İMAMDAN AL HABERİ

İMAMDAN AL HABERİ

İletigönderen Habip Hamza Erdem » Sal Ağu 02, 2016 13:20

İMAMDAN AL HABERİ
Türkiye’de bir ‘Darbe girişimi’ olmuş, biz de harıl harıl yabancı basını tarıyoruz.
Onların bir bildiği var mı acaba?
Çünkü Türkiye’de ne olup-biteni anlayan var ne de anlamak isteyen..
En doğru bilgiyi, Erol Olçak ve oğlunun cenaze töreninde, cenaze namazını kıldıran imam vermişti ama.
O gün not etmiştim.
‘Demokrasi şehitleri’mizden Erol Olçak ve oğlu 16 yaşındaki Abdullah Tayyip’in cenaze töreni yapılıyordu.

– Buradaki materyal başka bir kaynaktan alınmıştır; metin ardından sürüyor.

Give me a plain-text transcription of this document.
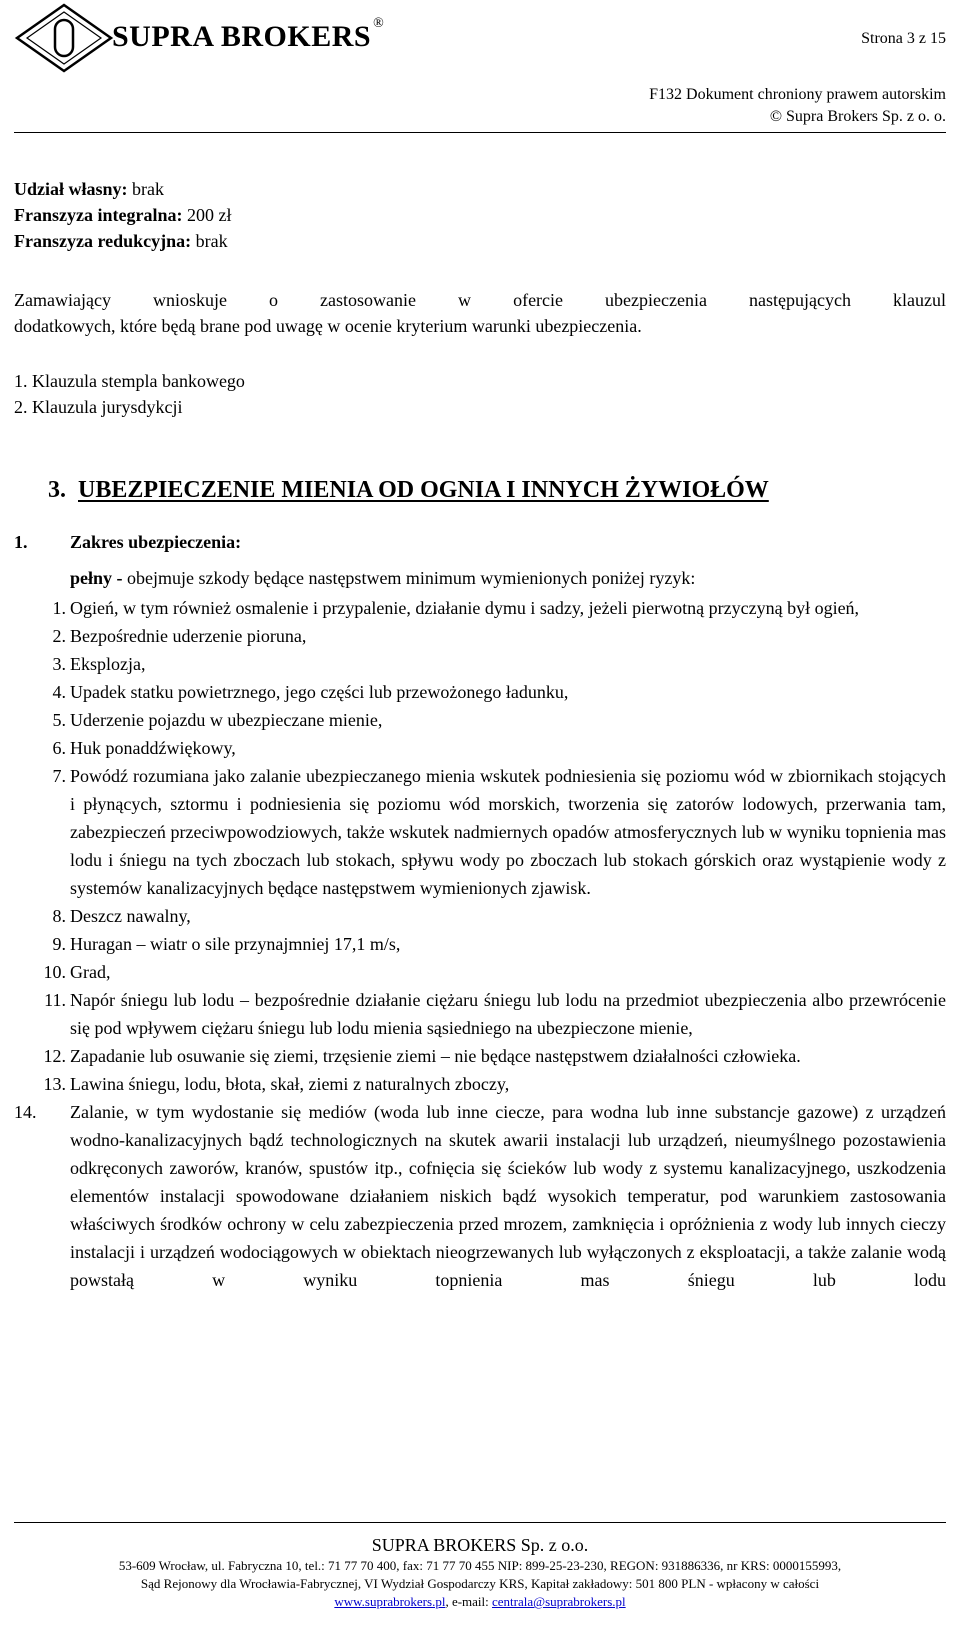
SUPRA BROKERS ®
Strona 3 z 15
F132 Dokument chroniony prawem autorskim
© Supra Brokers Sp. z o. o.
Udział własny: brak
Franszyza integralna: 200 zł
Franszyza redukcyjna: brak
Zamawiający wnioskuje o zastosowanie w ofercie ubezpieczenia następujących klauzul
dodatkowych, które będą brane pod uwagę w ocenie kryterium warunki ubezpieczenia.
1. Klauzula stempla bankowego
2. Klauzula jurysdykcji
3. UBEZPIECZENIE MIENIA OD OGNIA I INNYCH ŻYWIOŁÓW
1. Zakres ubezpieczenia:
pełny - obejmuje szkody będące następstwem minimum wymienionych poniżej ryzyk:
1. Ogień, w tym również osmalenie i przypalenie, działanie dymu i sadzy, jeżeli pierwotną przyczyną był ogień,
2. Bezpośrednie uderzenie pioruna,
3. Eksplozja,
4. Upadek statku powietrznego, jego części lub przewożonego ładunku,
5. Uderzenie pojazdu w ubezpieczane mienie,
6. Huk ponaddźwiękowy,
7. Powódź rozumiana jako zalanie ubezpieczanego mienia wskutek podniesienia się poziomu wód w zbiornikach stojących i płynących, sztormu i podniesienia się poziomu wód morskich, tworzenia się zatorów lodowych, przerwania tam, zabezpieczeń przeciwpowodziowych, także wskutek nadmiernych opadów atmosferycznych lub w wyniku topnienia mas lodu i śniegu na tych zboczach lub stokach, spływu wody po zboczach lub stokach górskich oraz wystąpienie wody z systemów kanalizacyjnych będące następstwem wymienionych zjawisk.
8. Deszcz nawalny,
9. Huragan – wiatr o sile przynajmniej 17,1 m/s,
10. Grad,
11. Napór śniegu lub lodu – bezpośrednie działanie ciężaru śniegu lub lodu na przedmiot ubezpieczenia albo przewrócenie się pod wpływem ciężaru śniegu lub lodu mienia sąsiedniego na ubezpieczone mienie,
12. Zapadanie lub osuwanie się ziemi, trzęsienie ziemi – nie będące następstwem działalności człowieka.
13. Lawina śniegu, lodu, błota, skał, ziemi z naturalnych zboczy,
14.	Zalanie, w tym wydostanie się mediów (woda lub inne ciecze, para wodna lub inne substancje gazowe) z urządzeń wodno-kanalizacyjnych bądź technologicznych na skutek awarii instalacji lub urządzeń, nieumyślnego pozostawienia odkręconych zaworów, kranów, spustów itp., cofnięcia się ścieków lub wody z systemu kanalizacyjnego, uszkodzenia elementów instalacji spowodowane działaniem niskich bądź wysokich temperatur, pod warunkiem zastosowania właściwych środków ochrony w celu zabezpieczenia przed mrozem, zamknięcia i opróżnienia z wody lub innych cieczy instalacji i urządzeń wodociągowych w obiektach nieogrzewanych lub wyłączonych z eksploatacji, a także zalanie wodą powstałą w wyniku topnienia mas śniegu lub lodu
SUPRA BROKERS Sp. z o.o.
53-609 Wrocław, ul. Fabryczna 10, tel.: 71 77 70 400, fax: 71 77 70 455 NIP: 899-25-23-230, REGON: 931886336, nr KRS: 0000155993,
Sąd Rejonowy dla Wrocławia-Fabrycznej, VI Wydział Gospodarczy KRS, Kapitał zakładowy: 501 800 PLN - wpłacony w całości
www.suprabrokers.pl, e-mail: centrala@suprabrokers.pl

Abdullah Gül orada, Tayyip Erdoğan orada, şu ‘açılımcı’ Kırıkkale’li profesör, neydi adı, hani şu Ahmet Necdet Sezer’in bundan ‘rektör’ olmaz dediği Beşir Atalay orada, Ahmet Davutoğlu orada, tanıdık ne kadar ‘dava arkadaşı’ varsa oradalar.

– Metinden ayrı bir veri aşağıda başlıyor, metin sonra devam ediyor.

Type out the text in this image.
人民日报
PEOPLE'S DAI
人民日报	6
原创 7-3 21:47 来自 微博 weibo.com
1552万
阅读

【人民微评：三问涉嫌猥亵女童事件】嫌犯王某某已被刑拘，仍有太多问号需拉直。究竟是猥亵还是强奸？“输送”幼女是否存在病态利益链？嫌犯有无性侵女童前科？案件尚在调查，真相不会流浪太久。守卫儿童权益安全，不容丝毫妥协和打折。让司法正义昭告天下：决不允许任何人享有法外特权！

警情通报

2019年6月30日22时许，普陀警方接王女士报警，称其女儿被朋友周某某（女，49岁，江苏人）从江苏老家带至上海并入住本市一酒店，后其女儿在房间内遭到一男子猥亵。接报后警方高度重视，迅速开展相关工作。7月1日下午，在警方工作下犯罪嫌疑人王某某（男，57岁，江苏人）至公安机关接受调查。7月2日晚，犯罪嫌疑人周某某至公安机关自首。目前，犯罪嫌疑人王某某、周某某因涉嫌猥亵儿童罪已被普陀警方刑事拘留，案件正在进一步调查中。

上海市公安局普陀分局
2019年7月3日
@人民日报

Abdullah Gül ve Tayyip Erdoğan birer konuşma yaptılar. ‘Erol’un bizde hakkı var’ dediler ve hatta Tayyip Erdoğan ağlamaktan sözlerini tamamlayamadı.

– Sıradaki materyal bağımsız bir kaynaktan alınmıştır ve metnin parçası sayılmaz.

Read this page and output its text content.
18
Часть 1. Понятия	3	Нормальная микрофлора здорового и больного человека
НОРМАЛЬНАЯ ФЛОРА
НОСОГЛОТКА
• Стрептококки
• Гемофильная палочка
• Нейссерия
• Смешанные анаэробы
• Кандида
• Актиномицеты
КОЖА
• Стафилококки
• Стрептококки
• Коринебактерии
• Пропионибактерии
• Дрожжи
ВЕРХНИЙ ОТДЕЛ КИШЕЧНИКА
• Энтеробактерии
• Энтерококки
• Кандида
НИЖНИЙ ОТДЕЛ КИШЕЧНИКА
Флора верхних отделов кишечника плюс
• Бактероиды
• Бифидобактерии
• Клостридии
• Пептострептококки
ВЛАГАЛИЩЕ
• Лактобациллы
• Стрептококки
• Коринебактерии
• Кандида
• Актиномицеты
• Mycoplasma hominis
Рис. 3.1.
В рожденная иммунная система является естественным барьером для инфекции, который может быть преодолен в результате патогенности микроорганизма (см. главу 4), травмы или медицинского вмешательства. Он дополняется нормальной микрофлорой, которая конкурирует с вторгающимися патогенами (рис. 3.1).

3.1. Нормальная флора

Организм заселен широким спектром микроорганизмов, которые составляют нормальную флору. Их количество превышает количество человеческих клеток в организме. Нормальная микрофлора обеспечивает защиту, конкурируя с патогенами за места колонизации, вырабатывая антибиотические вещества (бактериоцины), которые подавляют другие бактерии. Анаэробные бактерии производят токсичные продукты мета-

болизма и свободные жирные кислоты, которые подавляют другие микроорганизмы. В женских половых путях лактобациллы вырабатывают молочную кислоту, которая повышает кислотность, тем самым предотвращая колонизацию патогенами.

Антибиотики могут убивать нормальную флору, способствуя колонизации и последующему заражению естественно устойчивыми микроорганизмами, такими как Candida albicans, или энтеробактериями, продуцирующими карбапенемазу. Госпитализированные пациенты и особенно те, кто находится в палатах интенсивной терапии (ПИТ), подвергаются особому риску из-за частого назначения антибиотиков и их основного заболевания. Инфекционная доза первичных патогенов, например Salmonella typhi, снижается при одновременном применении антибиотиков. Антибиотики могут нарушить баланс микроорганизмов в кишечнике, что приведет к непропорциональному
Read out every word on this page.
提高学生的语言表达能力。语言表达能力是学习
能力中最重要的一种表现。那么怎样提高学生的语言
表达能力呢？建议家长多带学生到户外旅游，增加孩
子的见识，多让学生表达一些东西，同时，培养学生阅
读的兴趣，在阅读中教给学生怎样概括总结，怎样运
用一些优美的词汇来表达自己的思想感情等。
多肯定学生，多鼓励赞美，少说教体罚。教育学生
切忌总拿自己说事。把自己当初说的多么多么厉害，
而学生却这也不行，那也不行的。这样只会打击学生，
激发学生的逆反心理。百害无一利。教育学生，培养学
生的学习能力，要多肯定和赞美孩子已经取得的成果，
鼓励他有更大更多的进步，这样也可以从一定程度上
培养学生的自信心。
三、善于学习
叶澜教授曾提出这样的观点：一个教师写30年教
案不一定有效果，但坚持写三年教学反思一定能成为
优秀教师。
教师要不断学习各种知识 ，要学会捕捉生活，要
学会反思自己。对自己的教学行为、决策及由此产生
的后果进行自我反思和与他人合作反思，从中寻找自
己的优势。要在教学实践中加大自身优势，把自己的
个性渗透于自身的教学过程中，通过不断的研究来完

‘Bu haşhaşi’lerden hesap sormak andımız olsun demeye gelen birşeyler mırıldandı.
Sonra imam aldı eline mikrofonu.
Ne derse beğenirsiniz?
“Bizi okumuşların şerrinden koru yarabbi!
Eski-yeni Cumhurbaşkanlarının, başbakan ve bakanların önünde hem de.
Şimdi bunlar mı Türkiye Cumhuriyeti’nin Cumhurbaşkanları ve Başbakanları değildi, yoksa imam mı Türkiye Cumhuriyeti’nin ‘memur’u, doğrusu ben anlayamadım.
Bunların ‘darbeci’ veya ‘darbe-karşıtı’ olmalarının ‘zerre kadar önemi’ yoktu, bunlar, imamından başkomutanına, eylem ve söylemde ‘Cumhuriyet karşıtı’ idiler.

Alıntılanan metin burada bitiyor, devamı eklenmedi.